Readings (Year B):
Reflection: Bread for all
Saint Augustine taught that the New Testament is hidden in the Old Testament and the Old is made manifest in the New. We see this in John, chapter 6. This Sunday’s first reading from the second book of Kings, like this Sunday’s gospel, describes a hungry crowd—someone bringing forth barley loaves and another objecting that the bread is too little for the large crowd. In both accounts, the people were able to eat their fill. There was a multiplication of the loaves and there was bread left over.
The Old Testament reading features Elisha as the prophet who performs the miracle. In the New Testament, it is Jesus. There are several other miracles performed by Elisha that are also akin to the later miracles of Jesus. Elisha the prophet prefigures Jesus. The New Testament is hidden in the Old and the Old is made manifest in the New.
The hungry crowds in both readings are fed. Their physical hunger is satisfied. But the New Testament account of the miracle is followed by the great discourse of Jesus that we will hear over the next four weeks, in which Jesus identifies himself as the Bread of Life. He is greater than Elisha the prophet and miracle-worker. In fact, as we continue reading chapter six of John’s gospel, Jesus reveals himself as greater even than Moses, the one through whom God fed the people with manna in the desert during the Exodus. Jesus will say words that Elisha and Moses would never dare to say: “I am the bread of life; whoever comes to me will never hunger, and whoever believes in me will never thirst” (John 6:35).

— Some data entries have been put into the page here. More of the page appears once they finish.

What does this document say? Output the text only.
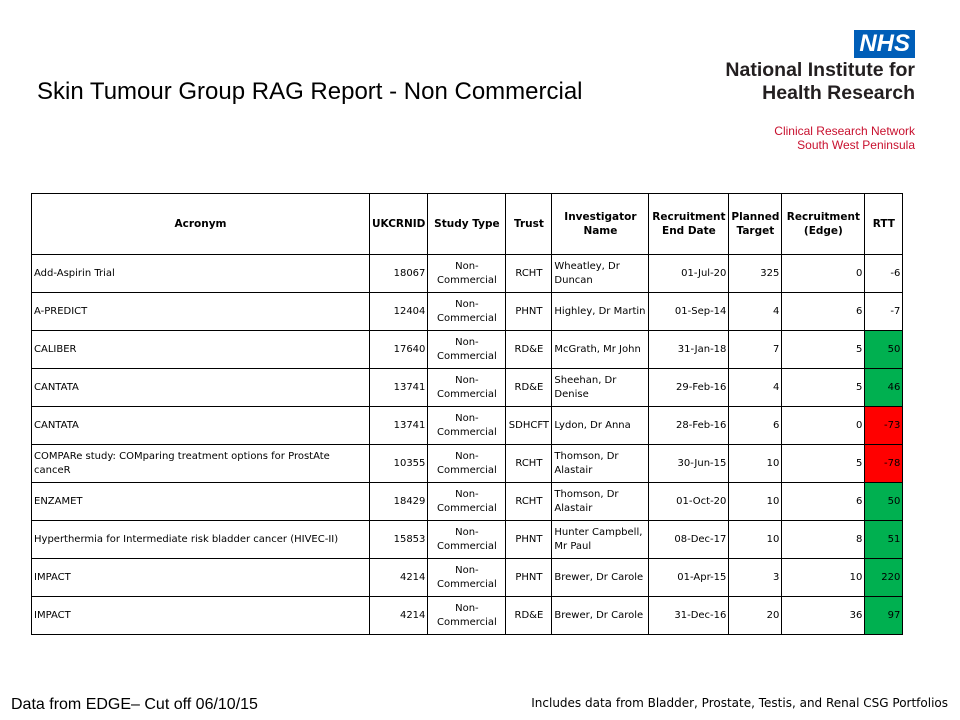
Skin Tumour Group RAG Report - Non Commercial
NHS
National Institute for
Health Research
Clinical Research Network
South West Peninsula
Acronym	UKCRNID	Study Type	Trust	Investigator Name	Recruitment End Date	Planned Target	Recruitment (Edge)	RTT
Add-Aspirin Trial	18067	Non-Commercial	RCHT	Wheatley, Dr Duncan	01-Jul-20	325	0	-6
A-PREDICT	12404	Non-Commercial	PHNT	Highley, Dr Martin	01-Sep-14	4	6	-7
CALIBER	17640	Non-Commercial	RD&E	McGrath, Mr John	31-Jan-18	7	5	50
CANTATA	13741	Non-Commercial	RD&E	Sheehan, Dr Denise	29-Feb-16	4	5	46
CANTATA	13741	Non-Commercial	SDHCFT	Lydon, Dr Anna	28-Feb-16	6	0	-73
COMPARe study: COMparing treatment options for ProstAte canceR	10355	Non-Commercial	RCHT	Thomson, Dr Alastair	30-Jun-15	10	5	-78
ENZAMET	18429	Non-Commercial	RCHT	Thomson, Dr Alastair	01-Oct-20	10	6	50
Hyperthermia for Intermediate risk bladder cancer (HIVEC-II)	15853	Non-Commercial	PHNT	Hunter Campbell, Mr Paul	08-Dec-17	10	8	51
IMPACT	4214	Non-Commercial	PHNT	Brewer, Dr Carole	01-Apr-15	3	10	220
IMPACT	4214	Non-Commercial	RD&E	Brewer, Dr Carole	31-Dec-16	20	36	97
Data from EDGE– Cut off 06/10/15	Includes data from Bladder, Prostate, Testis, and Renal CSG Portfolios
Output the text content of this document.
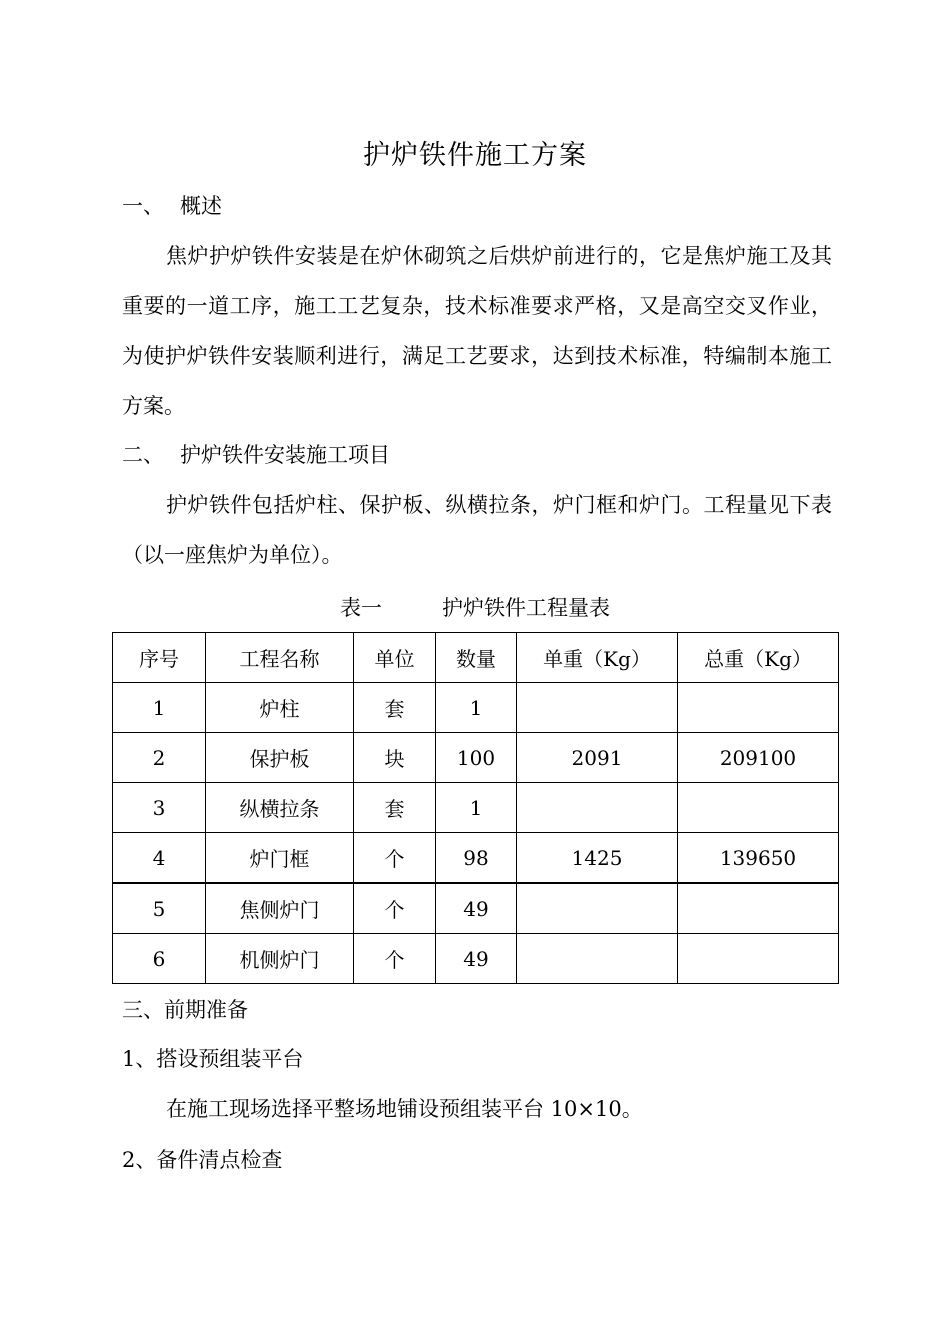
护炉铁件施工方案
一、 概述
焦炉护炉铁件安装是在炉休砌筑之后烘炉前进行的，它是焦炉施工及其重要的一道工序，施工工艺复杂，技术标准要求严格，又是高空交叉作业，为使护炉铁件安装顺利进行，满足工艺要求，达到技术标准，特编制本施工方案。
二、 护炉铁件安装施工项目
护炉铁件包括炉柱、保护板、纵横拉条，炉门框和炉门。工程量见下表（以一座焦炉为单位）。
表一	护炉铁件工程量表
序号	工程名称	单位	数量	单重（Kg）	总重（Kg）
1	炉柱	套	1		
2	保护板	块	100	2091	209100
3	纵横拉条	套	1		
4	炉门框	个	98	1425	139650
5	焦侧炉门	个	49		
6	机侧炉门	个	49		
三、前期准备
1、搭设预组装平台
在施工现场选择平整场地铺设预组装平台 10×10。
2、备件清点检查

In the gospel miracle, scripture scholars have identified a Eucharistic meaning in the multiplication of the loaves and fish. In the four gospel accounts of this miracle, we find the same verbs used describing Jesus’ action at the miracle as are used in the account of his institution of the Eucharist at the Last Supper: “Then Jesus took the loaves, gave thanks, and distributed them” (John 6:11). The early Christians definitely recognized the connection between the multiplication of the loaves and the Eucharist. In second-century catacombs, we find artistic representations of the miracle of the multiplication of the loaves and fish to symbolize the Eucharist.

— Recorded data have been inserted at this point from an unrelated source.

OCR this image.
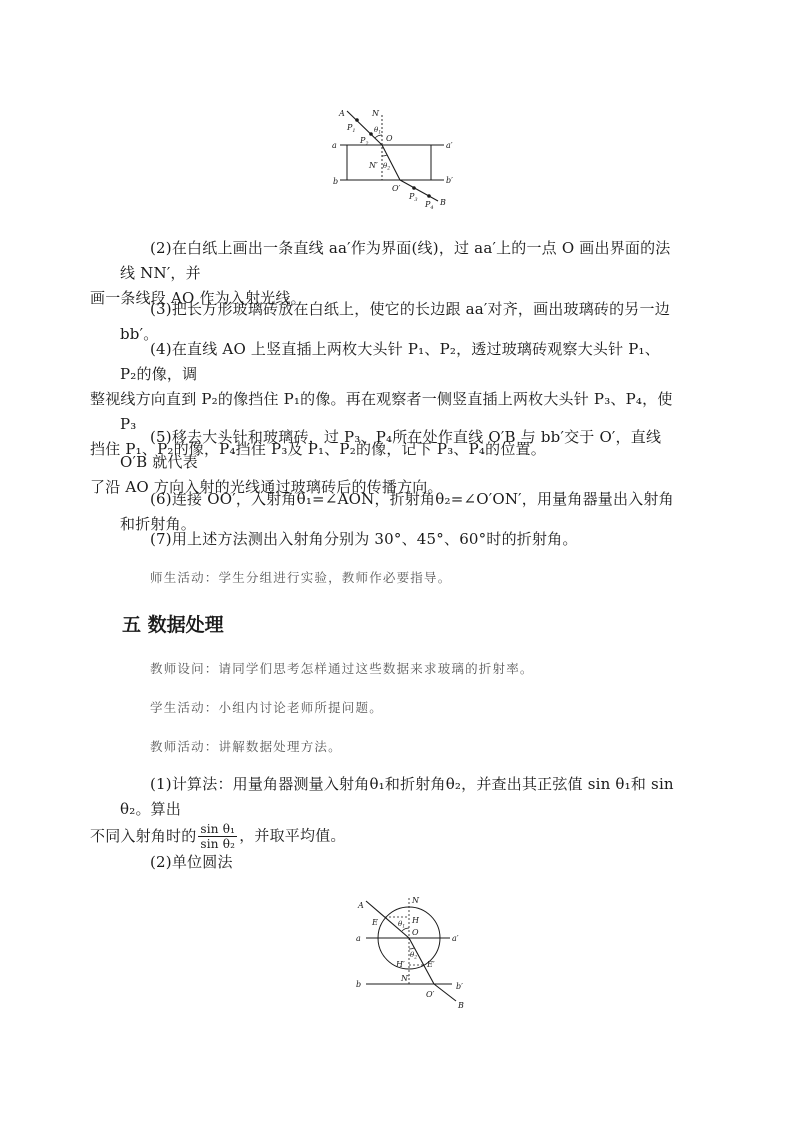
A	N
$P_1$	$\theta_1$
$P_2$
O
a	a′
N′ $\theta_2$
b	b′
O′
$P_3$ $P_4$
B

(2)在白纸上画出一条直线 aa′作为界面(线)，过 aa′上的一点 O 画出界面的法线 NN′，并
画一条线段 AO 作为入射光线。

(3)把长方形玻璃砖放在白纸上，使它的长边跟 aa′对齐，画出玻璃砖的另一边 bb′。

(4)在直线 AO 上竖直插上两枚大头针 P₁、P₂，透过玻璃砖观察大头针 P₁、P₂的像，调
整视线方向直到 P₂的像挡住 P₁的像。再在观察者一侧竖直插上两枚大头针 P₃、P₄，使 P₃
挡住 P₁、P₂的像，P₄挡住 P₃及 P₁、P₂的像，记下 P₃、P₄的位置。

(5)移去大头针和玻璃砖，过 P₃、P₄所在处作直线 O′B 与 bb′交于 O′，直线 O′B 就代表
了沿 AO 方向入射的光线通过玻璃砖后的传播方向。

(6)连接 OO′，入射角θ₁=∠AON，折射角θ₂=∠O′ON′，用量角器量出入射角和折射角。

(7)用上述方法测出入射角分别为 30°、45°、60°时的折射角。

师生活动：学生分组进行实验，教师作必要指导。

五 数据处理

教师设问：请同学们思考怎样通过这些数据来求玻璃的折射率。

学生活动：小组内讨论老师所提问题。

教师活动：讲解数据处理方法。

(1)计算法：用量角器测量入射角θ₁和折射角θ₂，并查出其正弦值 sin θ₁和 sin θ₂。算出
不同入射角时的 $\frac{\text{sin θ₁}}{\text{sin θ₂}}$ ，并取平均值。

(2)单位圆法

N
A
E	H
$\theta_1$
O
a	a′
$\theta_2$
H′	E′
N′
b	b′
O′
B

Many people in the world today are hungry for material food. All of us hunger for truth, justice, love, peace, and beauty. In a word, we are hungry for God. Saint Augustine once exclaimed: “We must hunger for God!” Jesus, the Bread of Life, satisfies this hunger. His word satisfies our hunger for truth and illumines the path of life for us. His grace, the life-giving power we receive in the sacraments, especially in the Holy Eucharist, nourishes us on our earthly pilgrimage.
Every time we say the Our Father, we pray, “Give us this day our daily bread.” Jesus is our daily bread. He is the Bread of Life. May the Lord Jesus multiply his bread for us and for all who are hungry in the world today!